Moritz Kappler, Kathrin Schneider und Geli Braun (von links) kümmern sich um den Abenteuerspielplatz. Foto: Nina Ayerle

Der Abi West ist vor 45 Jahren von Eltern etwas halblegitim gegründet worden. Inzwischen ist der Platz ein beliebter Ort, den auch Schulen gerne nutzen.

S-West - So richtig legalisiert war der „ABI West“ anfangs ja nicht – zumindest nicht so offiziell und von der Stadt genehmigt. Irgendwann hat die Stadtverwaltung einfach akzeptiert, dass der Platz nun den Kindern gehört – das hat sich in den letzten 45 Jahren nicht mehr geändert. Am 23. September feiert der Abenteuerspielplatz West bereits den 45. Geburtstag. Anlässlich des stolzen Alters beteiligt man sich mit einem Jahrmarkt an dem Fest „Schätze des Westens“.

Einst war der Spielplatz ein eher halblegales Konstrukt

Der Abenteuerspielplatz an der Schwabstraße 97 wurde einst von Eltern und Bürgern aus dem Stadtbezirk, die sich zu der Initiative „Kinder im Westen“ formiert hatten, gegründet. Im Prinzip hatten Eltern den Platz besetzt und einen Spielplatz gebaut. Ihr Ziel: Mehr Platz für die Kinder zum Spielen und Toben im Freien mitten in der Stadt zu schaffen. Ein Platz, an dem sie kommen und gehen können, wie sie wollen. Das Moltke-Areal lag damals, 1972 war das, brach und war deshalb der richtige Ort dafür.

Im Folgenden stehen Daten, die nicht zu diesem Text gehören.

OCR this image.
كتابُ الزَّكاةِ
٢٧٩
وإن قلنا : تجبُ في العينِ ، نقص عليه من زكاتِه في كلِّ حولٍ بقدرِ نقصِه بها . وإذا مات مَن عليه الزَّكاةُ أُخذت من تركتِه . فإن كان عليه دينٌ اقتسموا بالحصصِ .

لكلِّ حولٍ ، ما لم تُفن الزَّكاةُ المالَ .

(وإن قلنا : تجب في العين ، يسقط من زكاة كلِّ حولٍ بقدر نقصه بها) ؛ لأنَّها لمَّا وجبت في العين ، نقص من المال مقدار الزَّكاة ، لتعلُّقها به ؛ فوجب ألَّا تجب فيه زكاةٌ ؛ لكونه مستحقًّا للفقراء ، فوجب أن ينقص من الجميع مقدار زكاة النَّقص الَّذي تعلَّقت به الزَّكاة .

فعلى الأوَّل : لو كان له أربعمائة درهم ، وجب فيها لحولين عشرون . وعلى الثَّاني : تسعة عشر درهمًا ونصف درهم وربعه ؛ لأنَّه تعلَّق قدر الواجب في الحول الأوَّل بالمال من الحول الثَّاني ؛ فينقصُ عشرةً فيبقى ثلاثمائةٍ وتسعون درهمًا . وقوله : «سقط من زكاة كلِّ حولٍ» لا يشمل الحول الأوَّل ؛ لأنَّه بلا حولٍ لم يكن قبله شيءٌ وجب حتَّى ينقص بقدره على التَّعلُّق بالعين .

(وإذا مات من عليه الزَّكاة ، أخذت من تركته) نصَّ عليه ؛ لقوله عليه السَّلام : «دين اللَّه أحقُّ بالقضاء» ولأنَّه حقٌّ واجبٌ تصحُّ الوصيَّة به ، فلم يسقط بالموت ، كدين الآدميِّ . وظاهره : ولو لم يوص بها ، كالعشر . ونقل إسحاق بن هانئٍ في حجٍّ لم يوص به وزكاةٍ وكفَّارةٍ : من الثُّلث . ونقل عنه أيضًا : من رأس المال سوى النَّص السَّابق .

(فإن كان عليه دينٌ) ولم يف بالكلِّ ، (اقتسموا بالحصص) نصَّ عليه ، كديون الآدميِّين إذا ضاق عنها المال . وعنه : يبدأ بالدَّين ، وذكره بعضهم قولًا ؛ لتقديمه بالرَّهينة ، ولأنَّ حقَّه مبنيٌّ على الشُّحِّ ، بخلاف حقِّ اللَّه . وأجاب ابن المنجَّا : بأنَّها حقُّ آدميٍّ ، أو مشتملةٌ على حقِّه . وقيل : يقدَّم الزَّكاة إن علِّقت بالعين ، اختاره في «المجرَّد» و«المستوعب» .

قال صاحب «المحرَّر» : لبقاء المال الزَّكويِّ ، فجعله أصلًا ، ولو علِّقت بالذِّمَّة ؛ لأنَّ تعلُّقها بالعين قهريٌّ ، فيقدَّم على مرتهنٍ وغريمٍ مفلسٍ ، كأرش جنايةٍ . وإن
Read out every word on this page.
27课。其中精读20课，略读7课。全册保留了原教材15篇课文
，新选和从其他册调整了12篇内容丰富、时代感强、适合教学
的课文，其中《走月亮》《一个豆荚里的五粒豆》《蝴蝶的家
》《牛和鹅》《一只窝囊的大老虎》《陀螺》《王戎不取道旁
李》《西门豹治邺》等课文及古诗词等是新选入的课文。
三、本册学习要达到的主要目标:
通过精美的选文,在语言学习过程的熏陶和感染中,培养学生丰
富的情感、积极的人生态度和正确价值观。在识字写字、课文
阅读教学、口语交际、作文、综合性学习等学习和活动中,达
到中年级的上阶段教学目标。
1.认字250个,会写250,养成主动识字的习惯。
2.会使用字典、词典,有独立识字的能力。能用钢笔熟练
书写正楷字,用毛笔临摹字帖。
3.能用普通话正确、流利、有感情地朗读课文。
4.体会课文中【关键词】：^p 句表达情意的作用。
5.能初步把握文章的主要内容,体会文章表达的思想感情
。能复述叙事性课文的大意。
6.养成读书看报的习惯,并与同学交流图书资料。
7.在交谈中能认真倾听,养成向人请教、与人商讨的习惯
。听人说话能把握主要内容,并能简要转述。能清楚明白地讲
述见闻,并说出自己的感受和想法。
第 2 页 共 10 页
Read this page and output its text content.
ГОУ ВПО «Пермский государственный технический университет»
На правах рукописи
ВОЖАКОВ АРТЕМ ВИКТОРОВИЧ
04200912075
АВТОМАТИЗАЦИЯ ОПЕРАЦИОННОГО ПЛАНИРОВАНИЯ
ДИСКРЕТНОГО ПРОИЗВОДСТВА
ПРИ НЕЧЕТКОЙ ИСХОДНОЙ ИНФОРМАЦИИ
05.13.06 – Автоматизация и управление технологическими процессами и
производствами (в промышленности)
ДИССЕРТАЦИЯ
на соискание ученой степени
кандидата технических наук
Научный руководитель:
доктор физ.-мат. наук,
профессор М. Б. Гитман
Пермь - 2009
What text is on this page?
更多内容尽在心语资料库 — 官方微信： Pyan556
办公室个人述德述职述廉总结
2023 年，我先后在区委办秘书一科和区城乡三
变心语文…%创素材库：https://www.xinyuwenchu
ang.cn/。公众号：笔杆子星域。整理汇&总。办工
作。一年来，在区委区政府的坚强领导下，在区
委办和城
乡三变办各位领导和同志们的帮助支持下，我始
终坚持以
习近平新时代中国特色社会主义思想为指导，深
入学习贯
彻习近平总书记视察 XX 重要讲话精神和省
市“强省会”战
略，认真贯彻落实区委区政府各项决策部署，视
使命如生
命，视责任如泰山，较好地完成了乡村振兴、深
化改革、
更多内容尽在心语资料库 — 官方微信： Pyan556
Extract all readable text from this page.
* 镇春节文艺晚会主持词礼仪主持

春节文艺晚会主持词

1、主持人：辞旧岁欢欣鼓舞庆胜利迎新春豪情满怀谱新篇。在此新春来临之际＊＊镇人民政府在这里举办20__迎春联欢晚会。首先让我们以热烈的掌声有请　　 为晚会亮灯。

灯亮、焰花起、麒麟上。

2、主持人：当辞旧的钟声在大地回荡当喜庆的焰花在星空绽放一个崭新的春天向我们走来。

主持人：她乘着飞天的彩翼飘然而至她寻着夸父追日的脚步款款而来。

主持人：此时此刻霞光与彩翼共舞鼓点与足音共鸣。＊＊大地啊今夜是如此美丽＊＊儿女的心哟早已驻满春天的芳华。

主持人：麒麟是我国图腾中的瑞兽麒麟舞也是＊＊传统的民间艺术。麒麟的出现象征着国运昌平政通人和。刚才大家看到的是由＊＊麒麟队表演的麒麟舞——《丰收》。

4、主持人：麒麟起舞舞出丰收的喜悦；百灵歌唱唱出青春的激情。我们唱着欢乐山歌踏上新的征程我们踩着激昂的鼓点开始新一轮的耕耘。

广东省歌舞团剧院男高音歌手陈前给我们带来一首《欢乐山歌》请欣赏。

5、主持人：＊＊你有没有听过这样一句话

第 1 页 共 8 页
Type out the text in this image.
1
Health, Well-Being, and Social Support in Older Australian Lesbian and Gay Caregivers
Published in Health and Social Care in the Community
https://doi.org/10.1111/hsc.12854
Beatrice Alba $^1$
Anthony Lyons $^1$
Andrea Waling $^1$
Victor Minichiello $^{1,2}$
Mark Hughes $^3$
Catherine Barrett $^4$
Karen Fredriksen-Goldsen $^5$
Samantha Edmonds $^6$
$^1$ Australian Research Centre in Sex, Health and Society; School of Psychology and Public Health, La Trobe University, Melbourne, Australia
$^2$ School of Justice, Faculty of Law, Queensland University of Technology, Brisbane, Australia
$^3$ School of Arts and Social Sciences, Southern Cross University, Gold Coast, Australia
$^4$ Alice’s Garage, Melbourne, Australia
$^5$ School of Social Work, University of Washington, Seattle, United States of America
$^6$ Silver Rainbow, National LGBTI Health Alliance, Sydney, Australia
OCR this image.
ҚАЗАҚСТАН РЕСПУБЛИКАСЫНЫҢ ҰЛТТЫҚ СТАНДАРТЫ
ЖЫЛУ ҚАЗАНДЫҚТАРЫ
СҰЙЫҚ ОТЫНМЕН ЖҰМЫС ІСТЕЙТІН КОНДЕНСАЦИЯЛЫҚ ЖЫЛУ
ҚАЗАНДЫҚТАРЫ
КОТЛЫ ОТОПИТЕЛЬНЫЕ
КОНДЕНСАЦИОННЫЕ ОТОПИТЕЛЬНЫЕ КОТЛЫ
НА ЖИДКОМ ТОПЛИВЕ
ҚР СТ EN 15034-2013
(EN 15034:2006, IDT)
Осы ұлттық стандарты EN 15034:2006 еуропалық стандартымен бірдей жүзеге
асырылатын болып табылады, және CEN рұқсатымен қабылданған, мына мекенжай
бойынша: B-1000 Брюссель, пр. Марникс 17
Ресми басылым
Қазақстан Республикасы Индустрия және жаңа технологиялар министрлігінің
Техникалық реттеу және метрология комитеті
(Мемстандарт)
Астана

Die Bürger im Westen waren aber nicht die einzigen, die sich freie Plätze für ihre Kinder wünschten. Eine ganze Bewegung in der Stadt war das damals. Angesichts dieses Wildwuchses sah man sich im Rathaus dann doch unter Zugzwang und entschied, dass die Plätze zumindest von einem eingetragenen Verein betreut werden müssten. Im Westen hatte man trotzdem jahrelang nur eine Art Duldungsvertrag, der Abi West hätte täglich geschlossen werden können.

Der Spielplatz ist bei allen im Westen gut angesehen

Im Jahr 2003 wäre dies auch fast geschehen: Das Gelände wurde saniert, alle Gebäude wurden abgerissen. Die Zukunft des Abi war ungewiss. Nun hatte aber just in der Zeit der damalige Oberbürgermeister Wolfgang Schuster das hehre Wahlkampfziel gehabt, Stuttgart zur kinderfreundlichsten Stadt zu machen. Die Schließung eines beliebten Abenteuerspielplatzes passte so gar nicht zu dieser Idee. Kurzum: der Abi West durfte bleiben, 2005 bekam man sogar ein neues Haus an einem anderen Platz des Geländes.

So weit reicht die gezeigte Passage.